En todos los seres vivos se producen movimientos corporales. Algunos involuntariamente, solo por obra de la naturaleza; otros, por voluntad propia. Esos movimientos se traducen en comportamientos, y cada especie tiene sus maneras de hacerlos. Así, las plantas involuntariamente lo hacen acatando la inmodificable naturaleza, a la cual están sujetas. Los animales irracionales, respondiendo a sus instintos y a los innegables aprendizajes que reciben. No así los seres humanos, quienes ajustamos nuestro comportamiento a la cultura adquirida en forma sistemática o asistemática.

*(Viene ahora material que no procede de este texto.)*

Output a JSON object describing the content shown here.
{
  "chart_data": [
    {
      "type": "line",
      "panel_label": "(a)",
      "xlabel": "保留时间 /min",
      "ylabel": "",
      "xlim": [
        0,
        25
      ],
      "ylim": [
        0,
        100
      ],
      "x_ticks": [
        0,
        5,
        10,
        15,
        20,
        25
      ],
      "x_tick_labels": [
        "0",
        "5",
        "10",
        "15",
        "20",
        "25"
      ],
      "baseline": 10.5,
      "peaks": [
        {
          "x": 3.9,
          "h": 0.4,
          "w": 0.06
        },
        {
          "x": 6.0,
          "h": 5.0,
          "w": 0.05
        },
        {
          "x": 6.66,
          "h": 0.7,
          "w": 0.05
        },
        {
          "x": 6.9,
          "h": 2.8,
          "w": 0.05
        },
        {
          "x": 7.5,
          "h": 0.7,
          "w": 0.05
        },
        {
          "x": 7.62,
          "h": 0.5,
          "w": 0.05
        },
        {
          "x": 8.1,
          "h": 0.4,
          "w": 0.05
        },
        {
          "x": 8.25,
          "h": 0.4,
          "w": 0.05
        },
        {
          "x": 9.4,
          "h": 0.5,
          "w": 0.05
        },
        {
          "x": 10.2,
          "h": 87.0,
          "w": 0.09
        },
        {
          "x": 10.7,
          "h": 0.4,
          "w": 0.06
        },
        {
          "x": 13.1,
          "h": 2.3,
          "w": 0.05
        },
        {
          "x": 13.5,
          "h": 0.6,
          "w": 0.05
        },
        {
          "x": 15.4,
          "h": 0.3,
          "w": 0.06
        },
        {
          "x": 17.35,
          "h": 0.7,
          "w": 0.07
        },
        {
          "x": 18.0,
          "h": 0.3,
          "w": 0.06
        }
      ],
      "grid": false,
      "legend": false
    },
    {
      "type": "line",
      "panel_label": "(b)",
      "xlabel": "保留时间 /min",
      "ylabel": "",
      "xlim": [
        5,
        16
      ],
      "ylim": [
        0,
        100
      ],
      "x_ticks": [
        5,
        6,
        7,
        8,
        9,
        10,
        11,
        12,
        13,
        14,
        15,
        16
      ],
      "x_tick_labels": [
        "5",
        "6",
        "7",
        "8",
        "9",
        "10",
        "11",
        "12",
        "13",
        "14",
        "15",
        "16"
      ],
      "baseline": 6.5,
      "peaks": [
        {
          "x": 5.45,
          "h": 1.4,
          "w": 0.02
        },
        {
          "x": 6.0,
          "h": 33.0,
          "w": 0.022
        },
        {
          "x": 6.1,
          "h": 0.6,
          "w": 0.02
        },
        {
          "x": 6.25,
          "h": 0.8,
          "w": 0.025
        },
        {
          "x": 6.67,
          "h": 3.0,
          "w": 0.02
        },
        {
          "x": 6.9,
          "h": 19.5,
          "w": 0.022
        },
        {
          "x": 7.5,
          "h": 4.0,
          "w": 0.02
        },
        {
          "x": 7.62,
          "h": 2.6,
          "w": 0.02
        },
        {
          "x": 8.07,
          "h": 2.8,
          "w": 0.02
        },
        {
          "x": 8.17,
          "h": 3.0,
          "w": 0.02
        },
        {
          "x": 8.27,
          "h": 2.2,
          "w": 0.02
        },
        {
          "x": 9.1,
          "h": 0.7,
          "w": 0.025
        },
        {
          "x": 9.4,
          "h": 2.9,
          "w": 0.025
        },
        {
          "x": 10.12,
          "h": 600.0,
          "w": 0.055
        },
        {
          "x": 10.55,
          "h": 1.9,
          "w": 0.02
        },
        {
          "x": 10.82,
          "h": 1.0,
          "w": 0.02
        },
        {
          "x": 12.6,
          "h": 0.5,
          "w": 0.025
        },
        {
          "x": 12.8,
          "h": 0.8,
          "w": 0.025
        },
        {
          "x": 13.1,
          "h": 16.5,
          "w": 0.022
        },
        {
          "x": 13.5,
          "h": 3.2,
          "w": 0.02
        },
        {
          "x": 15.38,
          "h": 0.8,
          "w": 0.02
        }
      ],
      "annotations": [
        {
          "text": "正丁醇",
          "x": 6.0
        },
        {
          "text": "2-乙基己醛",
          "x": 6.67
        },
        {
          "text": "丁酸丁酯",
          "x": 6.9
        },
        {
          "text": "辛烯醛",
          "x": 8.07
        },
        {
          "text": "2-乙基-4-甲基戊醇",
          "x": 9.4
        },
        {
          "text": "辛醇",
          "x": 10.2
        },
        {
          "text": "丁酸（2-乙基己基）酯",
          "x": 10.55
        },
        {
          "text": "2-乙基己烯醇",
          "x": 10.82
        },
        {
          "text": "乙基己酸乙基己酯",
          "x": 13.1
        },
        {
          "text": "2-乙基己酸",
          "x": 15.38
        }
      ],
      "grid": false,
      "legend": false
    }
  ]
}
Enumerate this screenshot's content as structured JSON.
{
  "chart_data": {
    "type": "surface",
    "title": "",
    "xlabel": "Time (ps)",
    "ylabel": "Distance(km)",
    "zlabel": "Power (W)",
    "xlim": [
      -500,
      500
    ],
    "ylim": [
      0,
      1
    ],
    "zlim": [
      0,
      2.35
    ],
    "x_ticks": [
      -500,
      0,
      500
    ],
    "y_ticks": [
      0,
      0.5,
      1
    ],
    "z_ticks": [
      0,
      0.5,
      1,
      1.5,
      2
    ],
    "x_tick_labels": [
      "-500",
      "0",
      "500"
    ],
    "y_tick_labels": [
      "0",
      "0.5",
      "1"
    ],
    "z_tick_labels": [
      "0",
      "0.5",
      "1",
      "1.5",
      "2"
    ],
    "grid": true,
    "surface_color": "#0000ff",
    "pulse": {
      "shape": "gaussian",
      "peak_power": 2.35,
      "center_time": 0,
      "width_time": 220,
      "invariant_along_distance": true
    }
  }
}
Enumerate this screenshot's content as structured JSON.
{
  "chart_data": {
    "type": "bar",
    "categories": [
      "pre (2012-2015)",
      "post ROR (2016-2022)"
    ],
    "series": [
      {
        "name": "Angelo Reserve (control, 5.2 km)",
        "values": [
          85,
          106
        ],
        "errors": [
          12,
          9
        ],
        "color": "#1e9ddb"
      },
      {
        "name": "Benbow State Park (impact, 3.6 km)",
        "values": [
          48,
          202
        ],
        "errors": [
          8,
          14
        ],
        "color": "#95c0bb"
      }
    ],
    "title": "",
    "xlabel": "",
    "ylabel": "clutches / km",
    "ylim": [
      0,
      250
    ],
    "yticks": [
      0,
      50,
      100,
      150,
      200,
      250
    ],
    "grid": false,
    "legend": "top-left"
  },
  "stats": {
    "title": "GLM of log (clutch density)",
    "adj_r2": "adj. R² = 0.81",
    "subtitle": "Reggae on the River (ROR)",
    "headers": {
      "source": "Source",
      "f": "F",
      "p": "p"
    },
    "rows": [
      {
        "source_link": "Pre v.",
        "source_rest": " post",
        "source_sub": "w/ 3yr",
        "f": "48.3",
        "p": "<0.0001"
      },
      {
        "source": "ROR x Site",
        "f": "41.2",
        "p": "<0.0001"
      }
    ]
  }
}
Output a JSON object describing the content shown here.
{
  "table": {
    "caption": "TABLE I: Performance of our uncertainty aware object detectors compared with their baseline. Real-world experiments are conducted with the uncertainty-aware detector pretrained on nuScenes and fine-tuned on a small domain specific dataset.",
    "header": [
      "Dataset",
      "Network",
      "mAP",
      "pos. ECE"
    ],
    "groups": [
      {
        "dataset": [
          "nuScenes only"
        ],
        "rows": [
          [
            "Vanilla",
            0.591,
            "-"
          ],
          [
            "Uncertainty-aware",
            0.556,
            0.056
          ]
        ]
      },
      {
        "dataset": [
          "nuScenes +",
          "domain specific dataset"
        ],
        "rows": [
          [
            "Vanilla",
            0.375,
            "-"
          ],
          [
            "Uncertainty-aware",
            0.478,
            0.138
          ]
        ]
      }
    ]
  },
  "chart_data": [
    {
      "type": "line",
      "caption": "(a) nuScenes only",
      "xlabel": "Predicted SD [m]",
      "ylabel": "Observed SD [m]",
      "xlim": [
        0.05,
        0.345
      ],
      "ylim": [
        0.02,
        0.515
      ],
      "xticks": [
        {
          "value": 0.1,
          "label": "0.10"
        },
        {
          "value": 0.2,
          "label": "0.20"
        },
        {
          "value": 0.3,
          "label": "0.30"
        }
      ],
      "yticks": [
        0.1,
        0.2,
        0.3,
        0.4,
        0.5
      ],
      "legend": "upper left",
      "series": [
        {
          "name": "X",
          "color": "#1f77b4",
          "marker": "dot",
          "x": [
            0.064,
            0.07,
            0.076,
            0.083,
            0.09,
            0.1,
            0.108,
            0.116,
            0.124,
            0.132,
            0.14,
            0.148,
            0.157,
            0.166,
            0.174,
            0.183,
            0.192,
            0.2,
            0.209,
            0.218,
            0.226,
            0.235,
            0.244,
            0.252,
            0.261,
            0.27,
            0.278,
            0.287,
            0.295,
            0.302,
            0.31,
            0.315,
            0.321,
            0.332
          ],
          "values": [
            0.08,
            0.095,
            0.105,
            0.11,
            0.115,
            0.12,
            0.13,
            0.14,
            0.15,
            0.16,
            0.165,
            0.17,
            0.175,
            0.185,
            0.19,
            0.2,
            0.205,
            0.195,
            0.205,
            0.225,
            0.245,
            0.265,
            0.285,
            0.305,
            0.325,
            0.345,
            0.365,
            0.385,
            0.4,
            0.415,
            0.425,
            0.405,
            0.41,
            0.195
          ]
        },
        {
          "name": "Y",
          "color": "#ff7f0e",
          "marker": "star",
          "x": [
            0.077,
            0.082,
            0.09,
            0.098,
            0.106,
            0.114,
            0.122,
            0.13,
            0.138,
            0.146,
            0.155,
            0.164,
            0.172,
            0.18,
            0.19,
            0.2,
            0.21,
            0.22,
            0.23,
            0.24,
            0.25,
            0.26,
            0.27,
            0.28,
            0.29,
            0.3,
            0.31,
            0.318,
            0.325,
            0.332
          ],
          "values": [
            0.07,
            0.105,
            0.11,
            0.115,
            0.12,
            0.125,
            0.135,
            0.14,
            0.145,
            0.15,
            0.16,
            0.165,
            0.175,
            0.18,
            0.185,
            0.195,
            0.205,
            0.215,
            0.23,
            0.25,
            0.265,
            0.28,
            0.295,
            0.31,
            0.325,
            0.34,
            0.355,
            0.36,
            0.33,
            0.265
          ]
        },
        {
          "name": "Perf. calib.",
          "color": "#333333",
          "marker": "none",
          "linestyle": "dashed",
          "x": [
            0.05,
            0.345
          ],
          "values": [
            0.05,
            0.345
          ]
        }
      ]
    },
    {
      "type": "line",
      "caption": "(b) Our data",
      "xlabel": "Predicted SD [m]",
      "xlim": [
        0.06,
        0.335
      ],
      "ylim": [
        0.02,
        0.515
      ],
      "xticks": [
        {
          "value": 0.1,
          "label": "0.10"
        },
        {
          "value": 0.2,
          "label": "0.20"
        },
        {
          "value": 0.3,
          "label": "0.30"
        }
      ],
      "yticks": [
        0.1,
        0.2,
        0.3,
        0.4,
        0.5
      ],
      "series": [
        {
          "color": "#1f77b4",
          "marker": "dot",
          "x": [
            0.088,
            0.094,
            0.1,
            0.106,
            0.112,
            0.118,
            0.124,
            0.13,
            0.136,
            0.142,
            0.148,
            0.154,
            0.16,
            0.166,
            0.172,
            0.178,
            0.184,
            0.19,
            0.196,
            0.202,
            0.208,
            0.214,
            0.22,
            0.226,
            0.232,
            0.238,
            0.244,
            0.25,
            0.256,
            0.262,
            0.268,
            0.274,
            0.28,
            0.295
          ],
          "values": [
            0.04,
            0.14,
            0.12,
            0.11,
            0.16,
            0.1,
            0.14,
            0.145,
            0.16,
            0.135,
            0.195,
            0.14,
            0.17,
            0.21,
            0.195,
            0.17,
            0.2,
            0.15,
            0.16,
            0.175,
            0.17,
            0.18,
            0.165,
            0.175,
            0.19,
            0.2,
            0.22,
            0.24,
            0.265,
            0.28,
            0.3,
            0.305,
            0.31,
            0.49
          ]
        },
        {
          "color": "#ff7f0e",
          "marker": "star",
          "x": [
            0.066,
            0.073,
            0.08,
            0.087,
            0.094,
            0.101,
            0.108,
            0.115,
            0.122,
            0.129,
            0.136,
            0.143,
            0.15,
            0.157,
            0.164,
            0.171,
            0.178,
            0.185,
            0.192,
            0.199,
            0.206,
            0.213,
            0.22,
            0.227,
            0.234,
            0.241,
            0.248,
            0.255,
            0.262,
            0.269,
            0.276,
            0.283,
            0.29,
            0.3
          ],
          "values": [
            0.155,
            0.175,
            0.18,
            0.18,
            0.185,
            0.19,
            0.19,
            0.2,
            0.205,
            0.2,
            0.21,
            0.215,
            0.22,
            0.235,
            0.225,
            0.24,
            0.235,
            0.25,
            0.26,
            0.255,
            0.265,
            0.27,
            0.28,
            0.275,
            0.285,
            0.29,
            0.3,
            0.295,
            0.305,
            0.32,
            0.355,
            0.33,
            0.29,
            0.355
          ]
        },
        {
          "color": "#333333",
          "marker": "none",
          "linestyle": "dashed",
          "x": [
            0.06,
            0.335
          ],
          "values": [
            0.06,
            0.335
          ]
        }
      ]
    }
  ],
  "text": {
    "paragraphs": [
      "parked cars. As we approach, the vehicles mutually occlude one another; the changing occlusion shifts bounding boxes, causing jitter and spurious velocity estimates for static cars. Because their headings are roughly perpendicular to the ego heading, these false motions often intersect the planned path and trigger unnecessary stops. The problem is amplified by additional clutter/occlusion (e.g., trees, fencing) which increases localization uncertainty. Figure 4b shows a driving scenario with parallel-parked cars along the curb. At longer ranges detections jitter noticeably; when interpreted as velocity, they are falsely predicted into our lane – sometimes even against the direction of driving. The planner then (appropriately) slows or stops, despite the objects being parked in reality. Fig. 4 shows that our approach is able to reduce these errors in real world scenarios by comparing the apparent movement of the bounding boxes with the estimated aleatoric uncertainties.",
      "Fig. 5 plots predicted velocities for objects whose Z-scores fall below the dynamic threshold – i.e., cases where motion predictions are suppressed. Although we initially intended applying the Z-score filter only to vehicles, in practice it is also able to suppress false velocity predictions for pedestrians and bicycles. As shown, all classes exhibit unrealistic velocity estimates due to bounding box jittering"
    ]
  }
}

De estos últimos cabe esperarse la adopción de respetuosos modos en el actuar diario, tanto en su vida privada como cuando lo hacen en funciones públicas. O sea, acordes a su estatus y, más aún, a aquellos de mayor jerarquía la exigencia ha de ser también mayor, pues están obligados a honrar aquella denominación de primeros magistrados.

Ciertamente, el comportamiento de las personas es y debería ser siempre una escuela. Pues con el de otros aprendemos, y con el nuestro debemos enseñar. De ahí la necesidad de la prudencia y del respeto en el actuar. Entonces, indistintamente, todos somos a la vez educadores y educandos, aun sin la intención de serlo.

Bien sabemos que a los docentes, tratándose de educación sistemática, se les exige, además del dominio de los conocimientos que imparten y sus claras explicaciones, una adecuada actitud personal que sugiera ser copiada a manera de modelo por los alumnos.

Contamos con la muy importante educación informal, denominada asistemática, aquella que no está sujeta a planificación alguna ni a cánones pedagógicos, es la que ejercemos todos en el quehacer diario, en el cumplimiento de las tantas obligaciones. En este sentido hay personas que, con su habitual comportamiento alumbran el camino de la vida al dejar estelas traducidas en la práctica de virtudes, con testimoniales enseñanzas, son paradigmas.

Pareciera que algunos funcionarios, sobre todo los de alta jerarquía, deliberadamente obviaran todas esas normas y las más elementales de la urbanidad, y olvidaran también que son los más acuciosamente observados, tanto en el auditorio nacional como en el internacional, razón por la cual deberían cuidar su lenguaje, gestos y sus inocultables mendacidades para evitar malestares.